1. The utility model provides an electronic supplementary turbo charger structure, includes turbo charger's impeller housing, turbine shaft, installs the impeller of calming anger on the turbine shaft to and screw-thread fit is in impeller lock nut on the turbine shaft, its characterized in that:

2. An electric assist turbocharger structure according to claim 1, wherein: the motor rotor comprises a hollow shaft, a coil arranged on the hollow shaft and an end turn in threaded fit with the hollow shaft, wherein the end turn is matched with a step arranged on the hollow shaft to lock the coil.

3. An electric assist turbocharger structure according to claim 2, wherein: and one end of the hollow shaft, which is fixed with the flange plate, is disc-shaped.

4. An electric assist turbocharger structure according to claim 2, wherein: the notch cuttype is personally submitted to the periphery of axle sleeve, the ring flange passes through hole axle cooperation step location and installs on the axle sleeve, one section that the axle sleeve is adjacent with the hollow shaft is equipped with the hexagonal structure.

5. An electric assist turbocharger structure according to claim 4, wherein: and the matching part of the shaft sleeve and the flange plate is coated with a wear-resistant coating.

6. An electric assist turbocharger structure according to claim 2 or 4, wherein: gaps are arranged among the hollow shaft, the flange plate and the shell and are used as air flow channels, a first cooling channel is formed between the shell and the impeller housing, a gap is arranged between the shell and the motor stator to form a second cooling channel, and a gap is arranged between the motor stator and the motor rotor to form a third cooling channel.

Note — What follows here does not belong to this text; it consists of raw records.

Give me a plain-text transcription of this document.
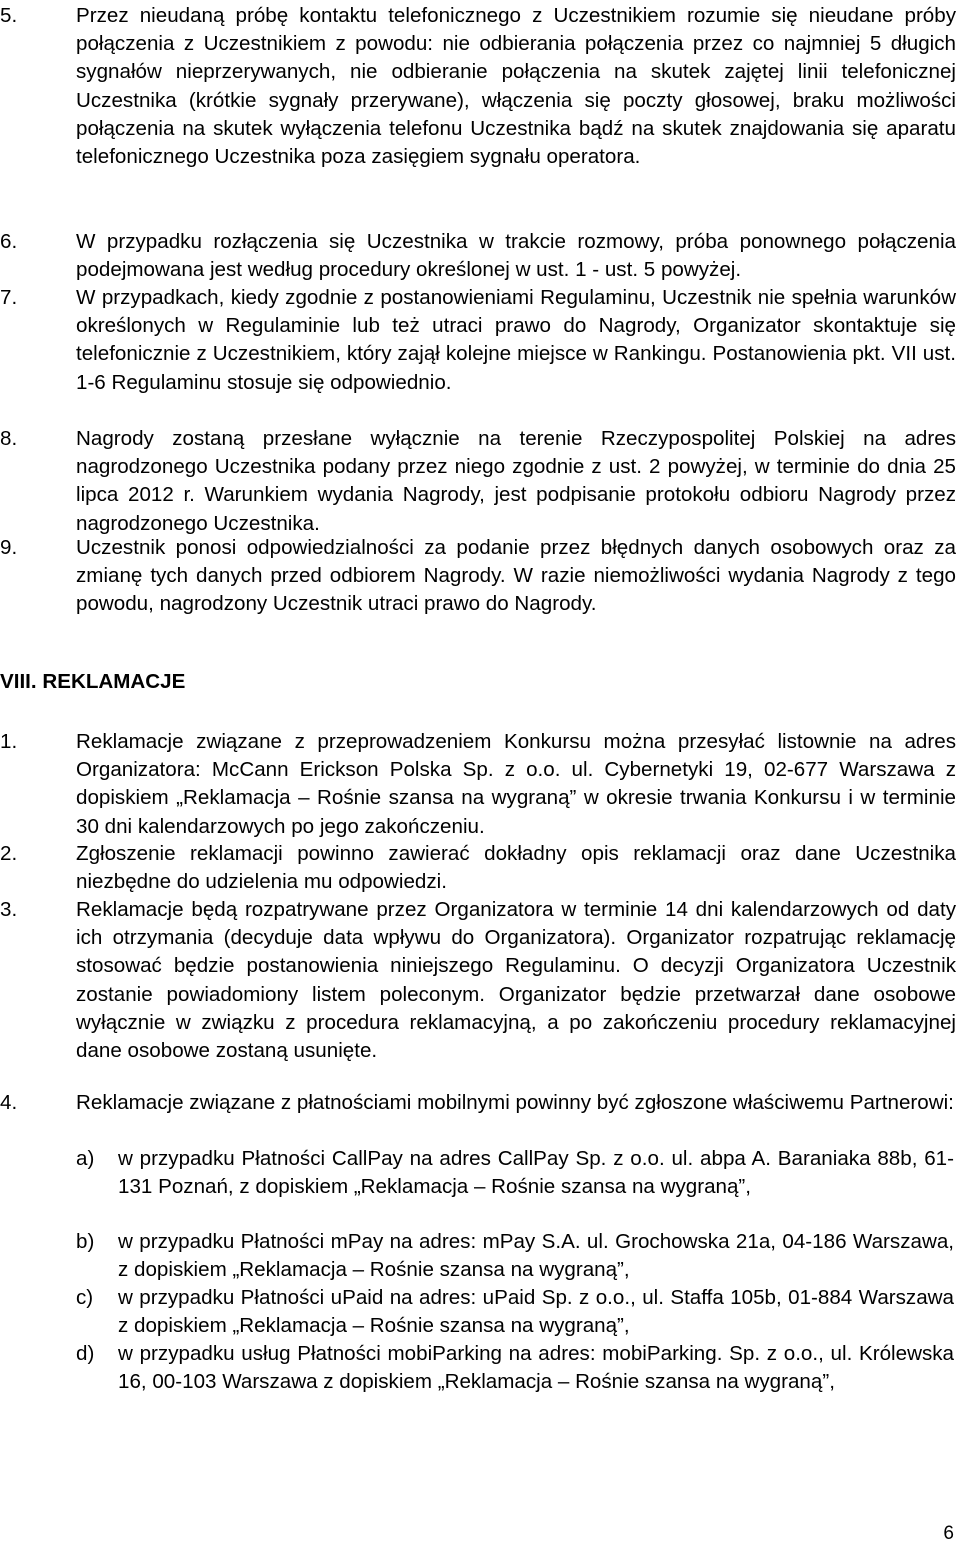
5.	Przez nieudaną próbę kontaktu telefonicznego z Uczestnikiem rozumie się nieudane próby połączenia z Uczestnikiem z powodu: nie odbierania połączenia przez co najmniej 5 długich sygnałów nieprzerywanych, nie odbieranie połączenia na skutek zajętej linii telefonicznej Uczestnika (krótkie sygnały przerywane), włączenia się poczty głosowej, braku możliwości połączenia na skutek wyłączenia telefonu Uczestnika bądź na skutek znajdowania się aparatu telefonicznego Uczestnika poza zasięgiem sygnału operatora.
6.	W przypadku rozłączenia się Uczestnika w trakcie rozmowy, próba ponownego połączenia podejmowana jest według procedury określonej w ust. 1 - ust. 5 powyżej.
7.	W przypadkach, kiedy zgodnie z postanowieniami Regulaminu, Uczestnik nie spełnia warunków określonych w Regulaminie lub też utraci prawo do Nagrody, Organizator skontaktuje się telefonicznie z Uczestnikiem, który zajął kolejne miejsce w Rankingu. Postanowienia pkt. VII ust. 1-6 Regulaminu stosuje się odpowiednio.
8.	Nagrody zostaną przesłane wyłącznie na terenie Rzeczypospolitej Polskiej na adres nagrodzonego Uczestnika podany przez niego zgodnie z ust. 2 powyżej, w terminie do dnia 25 lipca 2012 r. Warunkiem wydania Nagrody, jest podpisanie protokołu odbioru Nagrody przez nagrodzonego Uczestnika.
9.	Uczestnik ponosi odpowiedzialności za podanie przez błędnych danych osobowych oraz za zmianę tych danych przed odbiorem Nagrody. W razie niemożliwości wydania Nagrody z tego powodu, nagrodzony Uczestnik utraci prawo do Nagrody.
VIII. REKLAMACJE
1.	Reklamacje związane z przeprowadzeniem Konkursu można przesyłać listownie na adres Organizatora: McCann Erickson Polska Sp. z o.o. ul. Cybernetyki 19, 02-677 Warszawa z dopiskiem „Reklamacja – Rośnie szansa na wygraną” w okresie trwania Konkursu i w terminie 30 dni kalendarzowych po jego zakończeniu.
2.	Zgłoszenie reklamacji powinno zawierać dokładny opis reklamacji oraz dane Uczestnika niezbędne do udzielenia mu odpowiedzi.
3.	Reklamacje będą rozpatrywane przez Organizatora w terminie 14 dni kalendarzowych od daty ich otrzymania (decyduje data wpływu do Organizatora). Organizator rozpatrując reklamację stosować będzie postanowienia niniejszego Regulaminu. O decyzji Organizatora Uczestnik zostanie powiadomiony listem poleconym. Organizator będzie przetwarzał dane osobowe wyłącznie w związku z procedura reklamacyjną, a po zakończeniu procedury reklamacyjnej dane osobowe zostaną usunięte.
4.	Reklamacje związane z płatnościami mobilnymi powinny być zgłoszone właściwemu Partnerowi:
a) w przypadku Płatności CallPay na adres CallPay Sp. z o.o. ul. abpa A. Baraniaka 88b, 61-131 Poznań, z dopiskiem „Reklamacja – Rośnie szansa na wygraną”,
b) w przypadku Płatności mPay na adres: mPay S.A. ul. Grochowska 21a, 04-186 Warszawa, z dopiskiem „Reklamacja – Rośnie szansa na wygraną”,
c) w przypadku Płatności uPaid na adres: uPaid Sp. z o.o., ul. Staffa 105b, 01-884 Warszawa z dopiskiem „Reklamacja – Rośnie szansa na wygraną”,
d) w przypadku usług Płatności mobiParking na adres: mobiParking. Sp. z o.o., ul. Królewska 16, 00-103 Warszawa z dopiskiem „Reklamacja – Rośnie szansa na wygraną”,
6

7. An electric assist turbocharger structure according to claim 6, wherein: the appearance of the shell is a streamline shape which is convenient for the air inlet of the supercharger, and the shell and the inner flow passage of the air compressing impeller are in smooth transition, so that the air inlet loss is reduced.

8. An electric assist turbocharger structure according to claim 6, wherein: an annular cavity is arranged between the hollow shaft and the shaft sleeve, the part of the hollow shaft corresponding to the annular cavity is arc-shaped, the annular cavity forms an arc-shaped cavity, the annular cavity is used for expanding the volume of the annular cavity and shortening the distance between the annular cavity and the third cooling channel, air in the arc-shaped cavity is cooled through the third cooling channel, the arc-shaped cavity is adjacent to an inner hole of the hollow shaft, and under the working state of the high-speed permanent magnet motor, annular air flow is formed in the arc-shaped cavity and exchanges heat with the air in the hollow shaft to cool the interior of the hollow shaft.

9. An electric assist turbocharger structure according to claim 8, wherein: a gap is formed at the matching position of the hollow shaft and the flange plate, so that heat exchange is carried out between air in the circular arc-shaped cavity and air in the air flow channel.

10. An electric assist turbocharger structure according to claim 2, wherein: interference magnitude exists between the shaft sleeve and the impeller locking nut as well as between the shaft sleeve and the end face of the hollow shaft; the end face of the hollow shaft is simultaneously contacted with the end face of the shaft sleeve and the end face of the turbine shaft.